Female Genital Mutilation (FGM) is a form of violence against girls and women, held in place by social norms. It is generally practised as a matter of social and traditional convention and is interlinked with social acceptance, peer pressure and fear of not having access to particular resources and opportunities.
Options as part of a UK government funded consortium has engaged to carry out the Africa-led movement (ALM) to end FGM programme, with the goal of ultimately ending FGM. The consortium’s approach to support the Africa-led movement is girl-centred, recognises the intersecting identities that inform their lives, and aims to empower all girls and women - promoting health, bodily autonomy, and their right to live free from violence. The programme takes an adaptive management approach.
One of the programme’s key initiatives is a grassroots grants scheme. Funds will flow to grantee partners through a granting mechanism managed by Options with technical and strategic guidance from across the programme consortium. Youth, grassroots, and women’s rights organisations are a core success factor in reducing FGM and other forms of violence, yet only a small fraction of gender equality development funding reaches these groups. Grants will help finance both community-based initiatives and the roles that these groups might play in the accelerating and scaling programme approaches. The design of the grassroots grants has been inspired and informed by participatory and feminist grant-making processes, including shifting decision making power by establishing local panels to select and support grantee partners; funding cohorts of grantee partners and assigning a more experienced local organisation to provide mentoring/training; and developing participatory forms of monitoring and evaluation that allow grantee partners to contribute to strengthening strategy, ways of working, etc.

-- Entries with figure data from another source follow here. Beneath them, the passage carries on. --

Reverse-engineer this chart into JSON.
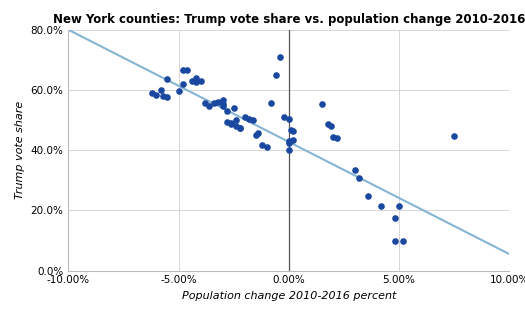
{
  "title": "New York counties: Trump vote share vs. population change 2010-2016",
  "xlabel": "Population change 2010-2016 percent",
  "ylabel": "Trump vote share",
  "xlim": [
    -0.1,
    0.1
  ],
  "ylim": [
    0.0,
    0.8
  ],
  "xticks": [
    -0.1,
    -0.05,
    0.0,
    0.05,
    0.1
  ],
  "yticks": [
    0.0,
    0.2,
    0.4,
    0.6,
    0.8
  ],
  "scatter_color": "#1a47a0",
  "line_color": "#85b4d4",
  "background_color": "#ffffff",
  "points": [
    [
      -0.055,
      0.635
    ],
    [
      -0.058,
      0.6
    ],
    [
      -0.062,
      0.59
    ],
    [
      -0.06,
      0.583
    ],
    [
      -0.057,
      0.58
    ],
    [
      -0.055,
      0.578
    ],
    [
      -0.05,
      0.598
    ],
    [
      -0.048,
      0.62
    ],
    [
      -0.048,
      0.667
    ],
    [
      -0.046,
      0.665
    ],
    [
      -0.044,
      0.63
    ],
    [
      -0.042,
      0.628
    ],
    [
      -0.042,
      0.625
    ],
    [
      -0.042,
      0.64
    ],
    [
      -0.04,
      0.63
    ],
    [
      -0.038,
      0.556
    ],
    [
      -0.036,
      0.548
    ],
    [
      -0.034,
      0.558
    ],
    [
      -0.032,
      0.56
    ],
    [
      -0.03,
      0.554
    ],
    [
      -0.03,
      0.565
    ],
    [
      -0.03,
      0.545
    ],
    [
      -0.028,
      0.53
    ],
    [
      -0.028,
      0.495
    ],
    [
      -0.026,
      0.49
    ],
    [
      -0.026,
      0.488
    ],
    [
      -0.025,
      0.54
    ],
    [
      -0.024,
      0.5
    ],
    [
      -0.024,
      0.48
    ],
    [
      -0.022,
      0.475
    ],
    [
      -0.022,
      0.472
    ],
    [
      -0.02,
      0.51
    ],
    [
      -0.018,
      0.505
    ],
    [
      -0.016,
      0.5
    ],
    [
      -0.015,
      0.45
    ],
    [
      -0.014,
      0.456
    ],
    [
      -0.012,
      0.418
    ],
    [
      -0.01,
      0.41
    ],
    [
      -0.008,
      0.555
    ],
    [
      -0.006,
      0.648
    ],
    [
      -0.004,
      0.71
    ],
    [
      -0.002,
      0.51
    ],
    [
      0.0,
      0.505
    ],
    [
      0.0,
      0.43
    ],
    [
      0.0,
      0.425
    ],
    [
      0.0,
      0.399
    ],
    [
      0.001,
      0.468
    ],
    [
      0.002,
      0.462
    ],
    [
      0.002,
      0.435
    ],
    [
      0.015,
      0.553
    ],
    [
      0.018,
      0.488
    ],
    [
      0.019,
      0.48
    ],
    [
      0.02,
      0.443
    ],
    [
      0.022,
      0.44
    ],
    [
      0.03,
      0.335
    ],
    [
      0.032,
      0.307
    ],
    [
      0.036,
      0.247
    ],
    [
      0.042,
      0.216
    ],
    [
      0.048,
      0.175
    ],
    [
      0.048,
      0.098
    ],
    [
      0.05,
      0.215
    ],
    [
      0.052,
      0.098
    ],
    [
      0.075,
      0.447
    ]
  ],
  "trend_x": [
    -0.1,
    0.1
  ],
  "trend_y": [
    0.8,
    0.055
  ]
}
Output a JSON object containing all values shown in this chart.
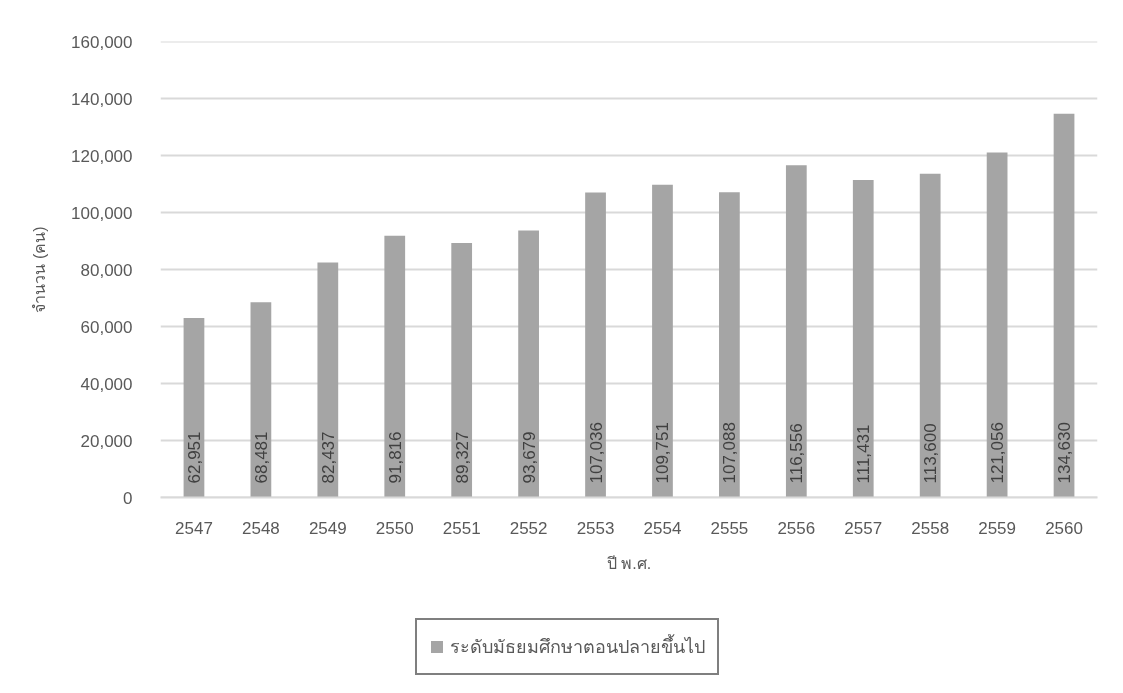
{
  "chart_data": {
    "type": "bar",
    "xlabel": "ปี พ.ศ.",
    "ylabel": "จำนวน (คน)",
    "categories": [
      "2547",
      "2548",
      "2549",
      "2550",
      "2551",
      "2552",
      "2553",
      "2554",
      "2555",
      "2556",
      "2557",
      "2558",
      "2559",
      "2560"
    ],
    "series": [
      {
        "name": "ระดับมัธยมศึกษาตอนปลายขึ้นไป",
        "color": "#a5a5a5",
        "values": [
          62951,
          68481,
          82437,
          91816,
          89327,
          93679,
          107036,
          109751,
          107088,
          116556,
          111431,
          113600,
          121056,
          134630
        ],
        "value_labels": [
          "62,951",
          "68,481",
          "82,437",
          "91,816",
          "89,327",
          "93,679",
          "107,036",
          "109,751",
          "107,088",
          "116,556",
          "111,431",
          "113,600",
          "121,056",
          "134,630"
        ]
      }
    ],
    "ylim": [
      0,
      160000
    ],
    "yticks": [
      {
        "value": 0,
        "label": "0"
      },
      {
        "value": 20000,
        "label": "20,000"
      },
      {
        "value": 40000,
        "label": "40,000"
      },
      {
        "value": 60000,
        "label": "60,000"
      },
      {
        "value": 80000,
        "label": "80,000"
      },
      {
        "value": 100000,
        "label": "100,000"
      },
      {
        "value": 120000,
        "label": "120,000"
      },
      {
        "value": 140000,
        "label": "140,000"
      },
      {
        "value": 160000,
        "label": "160,000"
      }
    ],
    "grid": "y",
    "legend": "bottom"
  }
}
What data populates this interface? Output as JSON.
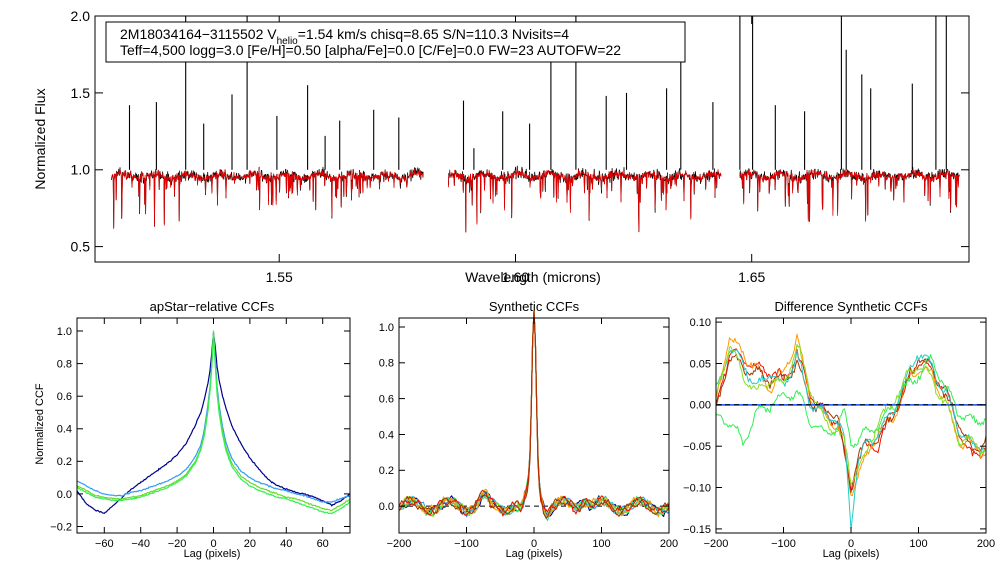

The grants strategy has been finalised, and initial tools and processes are in place, with grantee partners identified in focal counties in Kenya. However, ongoing development and learning/adaptation on strategy, tools and processes will be required as we rapidly scale the grassroots grants, including into new countries, during 2022 and 2023
The Grants Lead will initiate, coordinate, and oversee the technical implementation of the programme to provide small grants to grassroots organisations working to end female genital mutilation in four focal countries (Kenya, Somaliland, Ethiopia, Senegal).
The Grants Lead serves as the lead person for the grants scheme, managing the design of a robust, adaptive, and secure granting mechanism implemented across four countries.